RESERVE BANK PUTS LENDERS ON NOTICE
Chinese investors are aggressively lifting their Australian residential and commercial real estate investment at a time when the Reserve Bank is warning bubbly property markets could be hit with a price correction, writes Simon Johanson of the Melbourne Age. 10/10/14.
Alarmed by the property frenzy in Sydney, Melbourne and parts of Brisbane, the Reserve hit the headlines two weeks ago, putting banks on notice they were being monitored and potentially facing tougher controls, so-called macro-prudential tools or constraints on lending.
Click on graph to enlarge
It was reacting to momentum that has been building since this time last year, when it issued another warning about
the explosive growth of self-managed superannuation funds’ property debts and the risk they posed to the country’s financial system.

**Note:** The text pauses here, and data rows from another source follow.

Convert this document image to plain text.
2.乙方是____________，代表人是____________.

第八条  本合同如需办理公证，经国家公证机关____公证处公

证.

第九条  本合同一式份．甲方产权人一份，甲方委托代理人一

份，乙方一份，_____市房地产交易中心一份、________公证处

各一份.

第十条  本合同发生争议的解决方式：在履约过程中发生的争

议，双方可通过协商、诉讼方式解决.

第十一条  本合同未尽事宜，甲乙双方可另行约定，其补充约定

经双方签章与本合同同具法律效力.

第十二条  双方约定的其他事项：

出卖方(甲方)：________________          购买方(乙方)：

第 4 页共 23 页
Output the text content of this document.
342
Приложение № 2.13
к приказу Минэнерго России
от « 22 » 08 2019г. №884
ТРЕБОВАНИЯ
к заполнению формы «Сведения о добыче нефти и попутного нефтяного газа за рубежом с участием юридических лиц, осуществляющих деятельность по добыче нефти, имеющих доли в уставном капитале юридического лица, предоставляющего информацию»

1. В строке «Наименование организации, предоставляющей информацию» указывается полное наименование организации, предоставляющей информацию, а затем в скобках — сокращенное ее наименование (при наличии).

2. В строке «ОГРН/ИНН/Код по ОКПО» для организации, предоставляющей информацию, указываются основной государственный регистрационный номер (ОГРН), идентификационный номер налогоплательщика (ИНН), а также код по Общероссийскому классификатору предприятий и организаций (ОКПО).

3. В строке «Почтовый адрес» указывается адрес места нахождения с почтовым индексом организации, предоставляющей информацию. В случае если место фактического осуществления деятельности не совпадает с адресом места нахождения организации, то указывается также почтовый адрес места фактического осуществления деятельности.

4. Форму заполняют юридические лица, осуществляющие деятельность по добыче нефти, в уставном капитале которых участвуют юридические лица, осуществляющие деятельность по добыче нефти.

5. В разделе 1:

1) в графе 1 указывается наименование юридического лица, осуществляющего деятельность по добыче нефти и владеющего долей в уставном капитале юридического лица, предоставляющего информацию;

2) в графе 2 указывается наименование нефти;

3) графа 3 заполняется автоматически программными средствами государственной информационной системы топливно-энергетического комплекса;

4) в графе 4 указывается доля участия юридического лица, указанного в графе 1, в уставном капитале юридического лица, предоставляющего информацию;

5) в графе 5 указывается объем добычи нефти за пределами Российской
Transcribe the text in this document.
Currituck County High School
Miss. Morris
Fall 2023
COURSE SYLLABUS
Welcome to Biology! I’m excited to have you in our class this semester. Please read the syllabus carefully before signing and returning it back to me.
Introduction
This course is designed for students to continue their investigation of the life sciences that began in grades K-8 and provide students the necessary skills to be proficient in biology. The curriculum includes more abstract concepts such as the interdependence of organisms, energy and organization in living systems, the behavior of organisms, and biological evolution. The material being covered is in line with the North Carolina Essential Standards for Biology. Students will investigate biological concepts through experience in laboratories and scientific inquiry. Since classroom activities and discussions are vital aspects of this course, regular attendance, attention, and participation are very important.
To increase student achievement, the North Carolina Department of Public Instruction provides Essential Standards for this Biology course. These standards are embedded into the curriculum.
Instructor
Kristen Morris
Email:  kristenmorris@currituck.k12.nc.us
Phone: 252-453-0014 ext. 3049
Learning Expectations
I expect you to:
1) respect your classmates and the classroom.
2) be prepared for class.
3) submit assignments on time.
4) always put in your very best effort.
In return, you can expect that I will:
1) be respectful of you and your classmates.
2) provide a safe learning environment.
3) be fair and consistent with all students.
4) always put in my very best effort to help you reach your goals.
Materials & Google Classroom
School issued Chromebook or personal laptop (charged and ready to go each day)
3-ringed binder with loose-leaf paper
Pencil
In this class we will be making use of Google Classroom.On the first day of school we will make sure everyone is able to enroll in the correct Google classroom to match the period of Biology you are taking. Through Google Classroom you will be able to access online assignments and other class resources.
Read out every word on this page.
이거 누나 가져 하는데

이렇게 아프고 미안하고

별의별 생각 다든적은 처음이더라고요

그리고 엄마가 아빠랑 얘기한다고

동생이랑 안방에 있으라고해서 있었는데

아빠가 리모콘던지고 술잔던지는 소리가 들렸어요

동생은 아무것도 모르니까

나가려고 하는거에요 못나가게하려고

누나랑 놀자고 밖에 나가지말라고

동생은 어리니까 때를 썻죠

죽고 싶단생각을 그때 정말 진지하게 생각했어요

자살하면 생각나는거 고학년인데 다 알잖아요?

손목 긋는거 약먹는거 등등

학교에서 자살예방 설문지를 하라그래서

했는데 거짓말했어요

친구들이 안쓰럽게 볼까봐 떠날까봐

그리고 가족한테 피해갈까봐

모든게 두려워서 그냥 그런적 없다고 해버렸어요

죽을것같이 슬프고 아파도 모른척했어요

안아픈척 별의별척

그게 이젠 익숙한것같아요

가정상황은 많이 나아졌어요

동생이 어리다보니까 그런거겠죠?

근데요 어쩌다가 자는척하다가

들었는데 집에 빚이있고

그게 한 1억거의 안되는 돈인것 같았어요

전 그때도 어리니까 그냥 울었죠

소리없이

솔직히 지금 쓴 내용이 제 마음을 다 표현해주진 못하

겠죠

Spurred by a record 15-month run of historically low interest rates, Australian dwelling values rose9.3 per cent over the 12 months to September. Sydney’s homes rose 14.3 per cent and Melbourne’s 8.1 per cent over the same period, RP Data figures show.
Investors paused for breath in August, housing finance data shows, with loans falling slightly by 0.9 per cent. But debt for new dwellings continued its upward trajectory, rising a healthy 2.5 per cent.
Adding to the Reserve Bank’s headache will be the latest housing debt data. It shows the average Australian household’s ratio of debt to disposable income, or the proportion of wages spent servicing mortgages, has hit a record high.